A citada reunião da APTR liderada por Eduardo Barata, realizada neste domingo, 15 de Março, presencialmente, no Teatro Poeira, com um grupo de integrantes da classe, e ao vivo, online, com um coletivo extenso e muito representativo, alcançou um primeiro resultado  de extrema importância. O documento elaborado, com a sugestão de 10 medidas para enfrentar o impacto do coronavírus na cultura, segue transcrito abaixo.

A partir deste documento, muitos caminhos podem ser pensados. E construídos. Uma questão estratégica urgente deve ser focalizada: a evidente precariedade do teatro enquanto atividade econômica, sem qualquer autonomia, posto que desprovido de capital. O teatro se torna refém fácil de qualquer instabilidade social, não tem como se bastar. Mal comparando, o perfil lembra as crianças e os adolescentes, à mercê da mesada dos pais.

Empréstimos emergenciais, alívio de cargas tributárias e de obrigações financeiras, renegociação de prazos e procedimentos, revisão de pagamentos, moratória para custos… o rol de necessidades, imenso, aponta para o mesmo alvo, a falta de capital. Com certeza algumas iniciativas históricas importantes tentaram lidar com esta fraqueza; falharam ou funcionaram noutro sentido, não podem ser copiadas.
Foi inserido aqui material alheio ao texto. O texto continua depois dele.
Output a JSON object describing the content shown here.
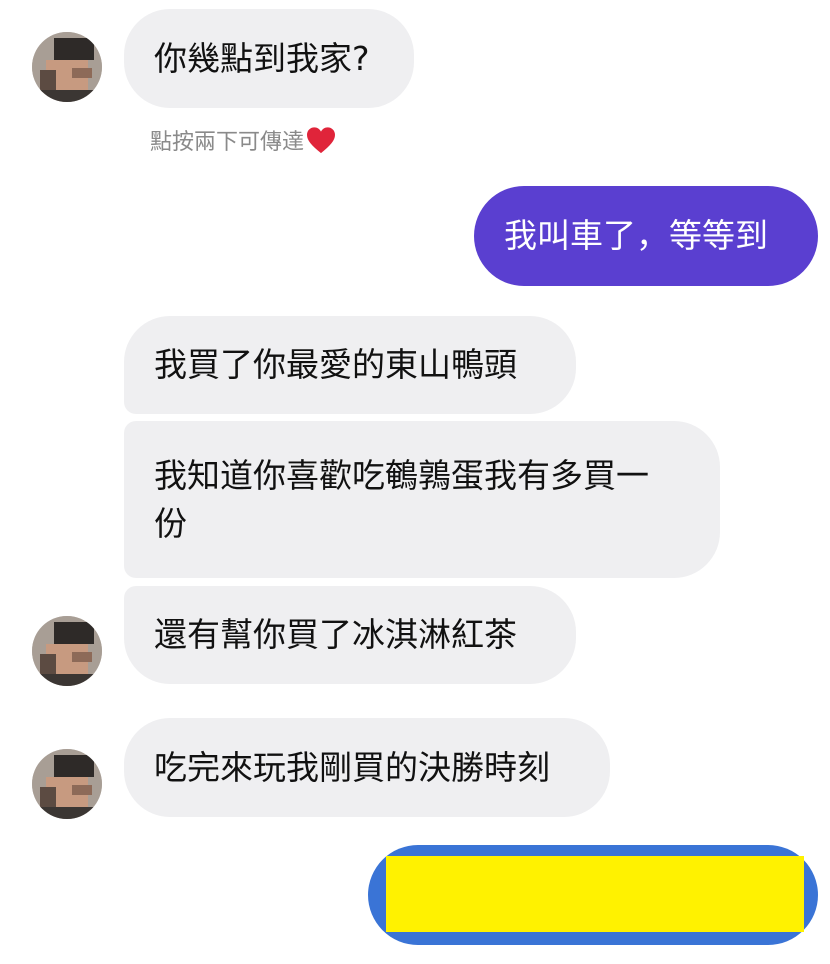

O Brasil já contou com caixas de beneficência para os artistas, uma delas pensada e instituída por Artur Azevedo, já acumulou as experiências, por vezes controvertidas, das loterias, da SBAT e do Retiro dos Artistas. Elas estão à altura dos olhos de todos. Talvez seja o momento de pensar uma iniciativa nova, de impacto, para sair do círculo vicioso.

A constituição de uma cooperativa, quem sabe um banco cooperativado do teatro, capaz de gerir investimentos da categoria e de garantir empréstimos a baixo custo para o palco, poderia surgir como uma ferramenta decisiva para a arte. Algo na linha do Black Money, de certa forma, seria o Stage Money.
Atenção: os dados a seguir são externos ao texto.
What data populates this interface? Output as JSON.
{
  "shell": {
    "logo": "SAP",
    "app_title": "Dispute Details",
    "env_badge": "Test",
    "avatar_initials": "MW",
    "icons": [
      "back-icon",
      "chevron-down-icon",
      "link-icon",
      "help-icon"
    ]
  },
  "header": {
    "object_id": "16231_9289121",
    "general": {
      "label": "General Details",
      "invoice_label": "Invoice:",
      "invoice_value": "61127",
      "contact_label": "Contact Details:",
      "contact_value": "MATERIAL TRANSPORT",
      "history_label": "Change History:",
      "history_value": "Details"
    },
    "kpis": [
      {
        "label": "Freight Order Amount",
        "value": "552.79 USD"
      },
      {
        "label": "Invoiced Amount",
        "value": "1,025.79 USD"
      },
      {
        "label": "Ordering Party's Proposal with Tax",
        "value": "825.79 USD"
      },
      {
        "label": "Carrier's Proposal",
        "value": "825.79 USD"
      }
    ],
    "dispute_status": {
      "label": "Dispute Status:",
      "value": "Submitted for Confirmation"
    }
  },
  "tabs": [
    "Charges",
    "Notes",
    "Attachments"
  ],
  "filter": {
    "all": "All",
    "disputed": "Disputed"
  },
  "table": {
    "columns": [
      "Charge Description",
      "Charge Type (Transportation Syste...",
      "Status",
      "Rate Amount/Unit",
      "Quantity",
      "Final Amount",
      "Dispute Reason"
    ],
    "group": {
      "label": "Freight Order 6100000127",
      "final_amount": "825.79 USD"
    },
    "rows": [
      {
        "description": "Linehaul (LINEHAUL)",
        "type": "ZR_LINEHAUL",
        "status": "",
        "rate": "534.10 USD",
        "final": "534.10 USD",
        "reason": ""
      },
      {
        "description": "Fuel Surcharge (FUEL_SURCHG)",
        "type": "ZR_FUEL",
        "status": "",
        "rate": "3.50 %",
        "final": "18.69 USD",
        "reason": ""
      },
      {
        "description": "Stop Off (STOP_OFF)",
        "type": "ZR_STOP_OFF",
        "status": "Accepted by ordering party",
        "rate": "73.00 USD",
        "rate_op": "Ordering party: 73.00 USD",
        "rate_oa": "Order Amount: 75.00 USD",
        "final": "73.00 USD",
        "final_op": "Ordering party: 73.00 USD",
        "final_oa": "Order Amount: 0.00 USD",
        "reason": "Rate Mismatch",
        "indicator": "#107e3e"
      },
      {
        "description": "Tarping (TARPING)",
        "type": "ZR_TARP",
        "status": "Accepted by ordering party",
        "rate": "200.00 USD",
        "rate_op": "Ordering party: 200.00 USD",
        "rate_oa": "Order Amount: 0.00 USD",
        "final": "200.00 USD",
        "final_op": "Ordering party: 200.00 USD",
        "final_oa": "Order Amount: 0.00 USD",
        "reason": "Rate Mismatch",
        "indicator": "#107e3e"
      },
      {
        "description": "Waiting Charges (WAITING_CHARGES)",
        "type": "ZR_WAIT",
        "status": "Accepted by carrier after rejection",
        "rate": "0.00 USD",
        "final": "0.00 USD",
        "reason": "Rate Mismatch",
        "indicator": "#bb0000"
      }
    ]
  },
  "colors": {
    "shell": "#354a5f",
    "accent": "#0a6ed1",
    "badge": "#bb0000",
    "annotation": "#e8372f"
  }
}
O ponto de virada teria que ser a predominância de valores tais como transparência, honestidade, amor ao palco e habilidade gerencial para fazer o dinheiro se sentir à vontade. Cooperativismo, capacidade de associação e de colaboração. Um mecanismo para transformar trabalho em dinheiro. Dinheiro cênico.

Esta seria aqui uma revolução formidável, uma carta de alforria sem par na nossa história. De súbito, o teatro demonstraria como a sensibilidade pode ser o instrumento mais eficiente de todos para a liberdade humana – pois o teatro se revelaria uma arte capaz de fabricar dinheiro. Aconteceria em si e por si, liberto e libertador. Por quê não? Isto significaria algo para o pensamento humano?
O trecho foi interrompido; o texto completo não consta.